L'accord de principe - conclu avec un groupe de prêteurs représentant 65% du montant total de la dette financière de Vallourec mais qui devra encore être approuvé par les actionnaires réunis en AG et les comités de créanciers de la procédure de sauvegarde - sera mis en œuvre à la fin du premier semestre.
Si l'augmentation de capital a été décidée "pour limiter la dilution" des actionnaires actuels provoquée par la conversion de la dette, la dilution reste massive. Bpifrance et Nippon Steel, qui détiennent actuellement 14,6% du capital de Vallourec chacun et ont indiqué qu'ils y souscriraient, tomberont respectivement à 2,3% et 3,4% de participation. En fonction du taux de participation des actionnaires historiques à l'augmentation de capital, ils ne détiendront plus qu'entre 9,2% et 28,1%.
En revanche, le groupe verra les fonds Apollo et Strategic Value Partners (SVP) prendre les commandes.
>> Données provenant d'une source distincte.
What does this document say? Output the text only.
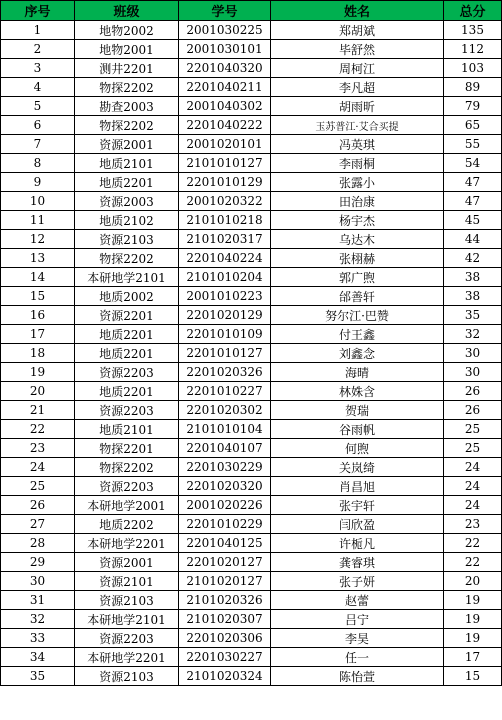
序号	班级	学号	姓名	总分
1	地物2002	2001030225	郑胡斌	135
2	地物2001	2001030101	毕舒然	112
3	测井2201	2201040320	周柯江	103
4	物探2202	2201040211	李凡超	89
5	勘查2003	2001040302	胡雨昕	79
6	物探2202	2201040222	玉苏普江·艾合买提	65
7	资源2001	2001020101	冯英琪	55
8	地质2101	2101010127	李雨桐	54
9	地质2201	2201010129	张露小	47
10	资源2003	2001020322	田治康	47
11	地质2102	2101010218	杨宇杰	45
12	资源2103	2101020317	乌达木	44
13	物探2202	2201040224	张栩赫	42
14	本研地学2101	2101010204	郭广煦	38
15	地质2002	2001010223	邰善轩	38
16	资源2201	2201020129	努尔江·巴赞	35
17	地质2201	2201010109	付王鑫	32
18	地质2201	2201010127	刘鑫念	30
19	资源2203	2201020326	海晴	30
20	地质2201	2201010227	林姝含	26
21	资源2203	2201020302	贺瑞	26
22	地质2101	2101010104	谷雨帆	25
23	物探2201	2201040107	何煦	25
24	物探2202	2201030229	关岚绮	24
25	资源2203	2201020320	肖昌旭	24
26	本研地学2001	2001020226	张宇轩	24
27	地质2202	2201010229	闫欣盈	23
28	本研地学2201	2201040125	许栀凡	22
29	资源2001	2201020127	龚睿琪	22
30	资源2101	2101020127	张子妍	20
31	资源2103	2101020326	赵蕾	19
32	本研地学2101	2101020307	吕宁	19
33	资源2203	2201020306	李昊	19
34	本研地学2201	2201030227	任一	17
35	资源2103	2101020324	陈怡萱	15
Le premier deviendra son actionnaire de référence (fort d'une participation comprise entre 23,2% et 29,3%), tandis que le second détiendra entre 9,7% et 12,3%.
"L'accord de restructuration financière réunit les trois objectifs que nous avions fixés à l'annonce du plan [en novembre dernier, ndlr] : un désendettement majeur, le refinancement de la dette résiduelle sur cinq ans et la conservation de la trésorerie disponible du groupe", a rappelé hier Edouard Guinotte, président du directoire de Vallourec, qui deviendra PDG lorsque la société adoptera le statut de société à conseil d'administration - une évolution de gouvernance également prévue par le plan. Sur le plan de la trésorerie, Vallourec disposait d'un matelas confortable de 1,39 milliard d'euros au 31 décembre dernier. Ces liquidités ne seront pas affectées par l'accord de restructuration financière.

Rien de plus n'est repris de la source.